Manfred comments on Understanding and justifying Solomonoff induction

Manfred 15 Jan 2014 3:23 UTC
2 points

But a universal prior is doing something stronger than that: it gives (in a particular way) higher probabilities to simpler programs as well.

The only programs allowed in the Solomonoff distribution are ones that don’t have any extended versions that produce the same output observed so far. So it’s not that the longer programs are given lower probability—it’s that they are given undefined probability, and are entirely “represented” by the most truncated version.
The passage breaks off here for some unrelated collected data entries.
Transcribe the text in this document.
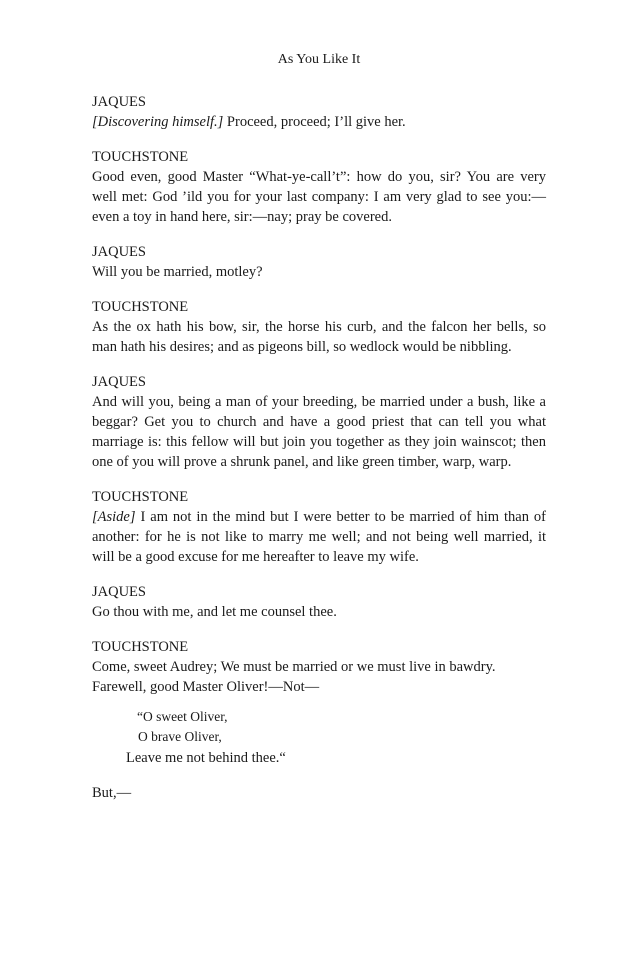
As You Like It
JAQUES
[Discovering himself.] Proceed, proceed; I’ll give her.
TOUCHSTONE
Good even, good Master “What-ye-call’t”: how do you, sir? You are very well met: God ’ild you for your last company: I am very glad to see you:—even a toy in hand here, sir:—nay; pray be covered.
JAQUES
Will you be married, motley?
TOUCHSTONE
As the ox hath his bow, sir, the horse his curb, and the falcon her bells, so man hath his desires; and as pigeons bill, so wedlock would be nibbling.
JAQUES
And will you, being a man of your breeding, be married under a bush, like a beggar? Get you to church and have a good priest that can tell you what marriage is: this fellow will but join you together as they join wainscot; then one of you will prove a shrunk panel, and like green timber, warp, warp.
TOUCHSTONE
[Aside] I am not in the mind but I were better to be married of him than of another: for he is not like to marry me well; and not being well married, it will be a good excuse for me hereafter to leave my wife.
JAQUES
Go thou with me, and let me counsel thee.
TOUCHSTONE
Come, sweet Audrey; We must be married or we must live in bawdry.
Farewell, good Master Oliver!—Not—
“O sweet Oliver,
O brave Oliver,
Leave me not behind thee.“
But,—
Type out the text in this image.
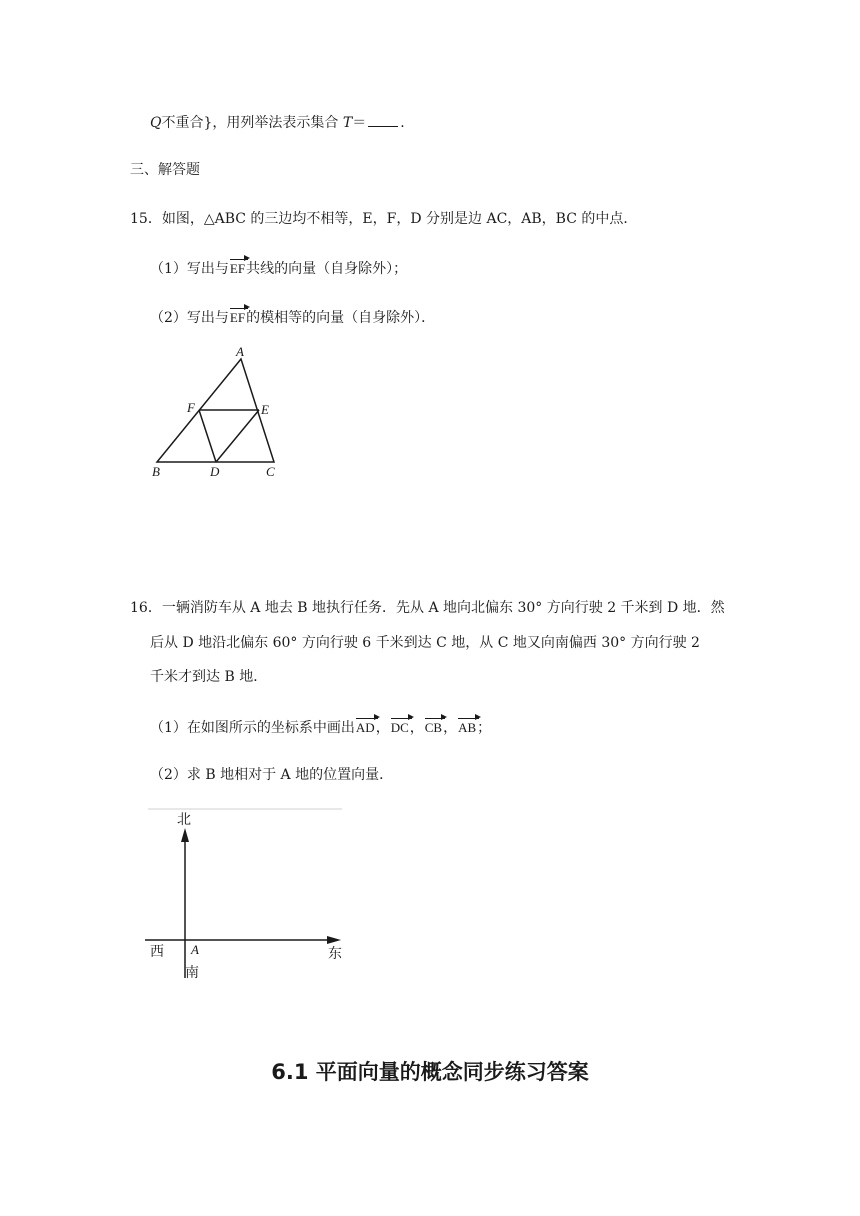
Q不重合}，用列举法表示集合 T＝ .
三、解答题
15．如图，△ABC 的三边均不相等，E，F，D 分别是边 AC，AB，BC 的中点．
（1）写出与
EF共线的向量（自身除外）；
（2）写出与
EF的模相等的向量（自身除外）．
A
F	E
B	D	C
16．一辆消防车从 A 地去 B 地执行任务．先从 A 地向北偏东 30° 方向行驶 2 千米到 D 地．然
后从 D 地沿北偏东 60° 方向行驶 6 千米到达 C 地，从 C 地又向南偏西 30° 方向行驶 2
千米才到达 B 地．
（1）在如图所示的坐标系中画出
AD，
DC，
CB，
AB；
（2）求 B 地相对于 A 地的位置向量．
北
西	东
南
A
6.1 平面向量的概念同步练习答案
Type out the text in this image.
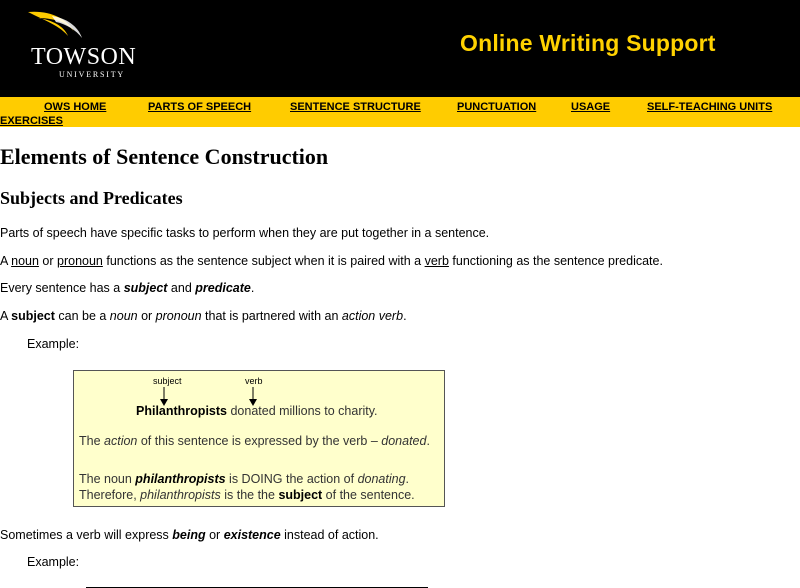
TOWSON
UNIVERSITY
Online Writing Support
OWS HOME	PARTS OF SPEECH	SENTENCE STRUCTURE	PUNCTUATION	USAGE	SELF-TEACHING UNITS
EXERCISES
Elements of Sentence Construction
Subjects and Predicates

Parts of speech have specific tasks to perform when they are put together in a sentence.

A noun or pronoun functions as the sentence subject when it is paired with a verb functioning as the sentence predicate.

Every sentence has a subject and predicate.

A subject can be a noun or pronoun that is partnered with an action verb.

Example:
subject	verb
Philanthropists donated millions to charity.
The action of this sentence is expressed by the verb – donated.
The noun philanthropists is DOING the action of donating.
Therefore, philanthropists is the the subject of the sentence.

Sometimes a verb will express being or existence instead of action.

Example:
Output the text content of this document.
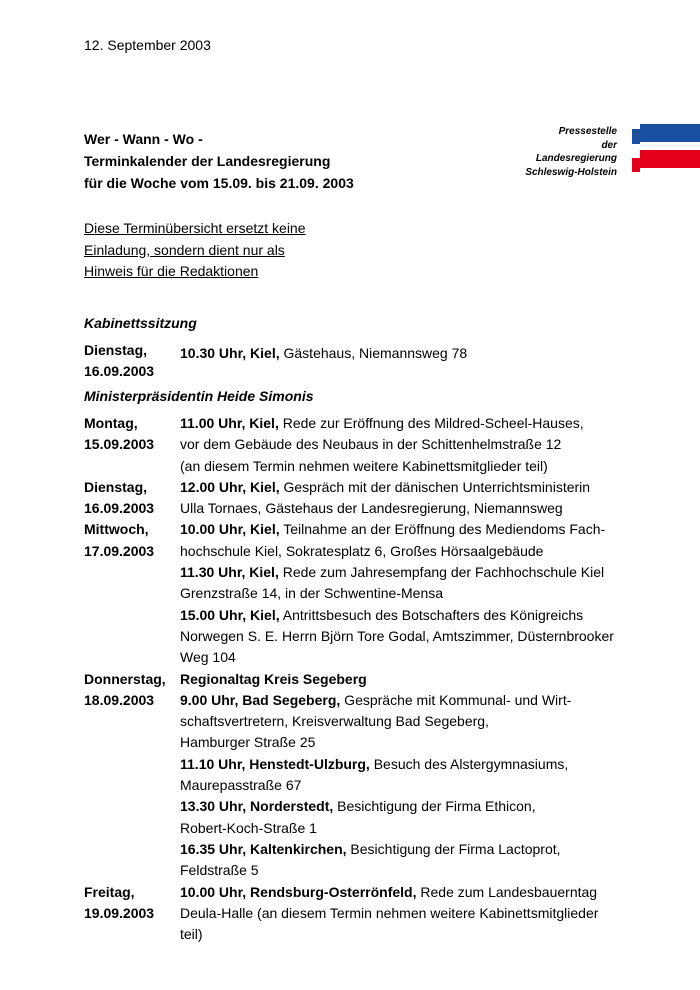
12. September 2003
Wer - Wann - Wo -
Terminkalender der Landesregierung
für die Woche vom 15.09. bis 21.09. 2003
Pressestelle
der
Landesregierung
Schleswig-Holstein
Diese Terminübersicht ersetzt keine
Einladung, sondern dient nur als
Hinweis für die Redaktionen
Kabinettssitzung
Dienstag, 10.30 Uhr, Kiel, Gästehaus, Niemannsweg 78
16.09.2003
Ministerpräsidentin Heide Simonis
Montag,	11.00 Uhr, Kiel, Rede zur Eröffnung des Mildred-Scheel-Hauses,
15.09.2003 vor dem Gebäude des Neubaus in der Schittenhelmstraße 12
(an diesem Termin nehmen weitere Kabinettsmitglieder teil)
Dienstag, 12.00 Uhr, Kiel, Gespräch mit der dänischen Unterrichtsministerin
16.09.2003 Ulla Tornaes, Gästehaus der Landesregierung, Niemannsweg
Mittwoch, 10.00 Uhr, Kiel, Teilnahme an der Eröffnung des Mediendoms Fach-
17.09.2003 hochschule Kiel, Sokratesplatz 6, Großes Hörsaalgebäude
11.30 Uhr, Kiel, Rede zum Jahresempfang der Fachhochschule Kiel
Grenzstraße 14, in der Schwentine-Mensa
15.00 Uhr, Kiel, Antrittsbesuch des Botschafters des Königreichs
Norwegen S. E. Herrn Björn Tore Godal, Amtszimmer, Düsternbrooker
Weg 104
Donnerstag, Regionaltag Kreis Segeberg
18.09.2003 9.00 Uhr, Bad Segeberg, Gespräche mit Kommunal- und Wirt-
schaftsvertretern, Kreisverwaltung Bad Segeberg,
Hamburger Straße 25
11.10 Uhr, Henstedt-Ulzburg, Besuch des Alstergymnasiums,
Maurepasstraße 67
13.30 Uhr, Norderstedt, Besichtigung der Firma Ethicon,
Robert-Koch-Straße 1
16.35 Uhr, Kaltenkirchen, Besichtigung der Firma Lactoprot,
Feldstraße 5
Freitag,	10.00 Uhr, Rendsburg-Osterrönfeld, Rede zum Landesbauerntag
19.09.2003 Deula-Halle (an diesem Termin nehmen weitere Kabinettsmitglieder
teil)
I learned this by reading Anatoly Vorobey’s forthcoming article!
- gedymin 15 Jan 2014 12:54 UTC
  0 points
  Parent
  How do you define an extended version of a program?
  
  I agree to what you’re saying only as long an “extended version” of a program is the same program, just padded with meaningless bits at the end.
  
  I don’t agree that its true regarding longer programs in general. A “longer version” of a program is any program that produces the same output, including programs that use different algorithms, programs that are padded at the beginning, padded in the middle etc.
  
  To get the mathematical expression of the Universal prior, we count all programs, and here the extended versions comes into play. Intuitively, a program padded with a single bit is counted twice (as it may be padded with 0 or 1), a program padded with 2 bits is counted 4 times, etc. So a program with length L+k is 2^k times less likely than as program with length L. That’s where the 2^{-length(p)} probability comes from.
  What links here?
  - gedymin's comment on Understanding and justifying Solomonoff induction by gedymin (15 Jan 2014 20:57 UTC; 0 points)
- lavalamp 15 Jan 2014 6:53 UTC
  0 points
  Parent
  
  The only programs allowed in the Solomonoff distribution are ones that don’t have any extended versions that produce the same output observed so far.
  
  Did not know that! It seems like that would leave some probability mass unassigned, how do you rebalance? Even if you succeed, it seems likely that (for large enough outputs) there’ll be lots of programs that have epsilon difference—that are basically the same, for all practical purposes.
  - Manfred 15 Jan 2014 7:31 UTC
    0 points
    Parent
    
    how do you rebalance?
    
    Normalize!
    
    there’ll be lots of programs that have epsilon difference—that are basically the same, for all practical purposes.
    
    Solomonoff induction is just defined for binary data. Differences are a minimum of 1 bit,, which is enough.
- Eugine_Nier 15 Jan 2014 5:29 UTC
  −2 points
  Parent
  
  The only programs allowed in the Solomonoff distribution are ones that don’t have any extended versions that produce the same output observed so far. So it’s not that the longer programs are given lower probability—it’s that they are given undefined probability, and are entirely “represented” by the most truncated version.
  
  That depends on how one defines “Solomonoff induction”.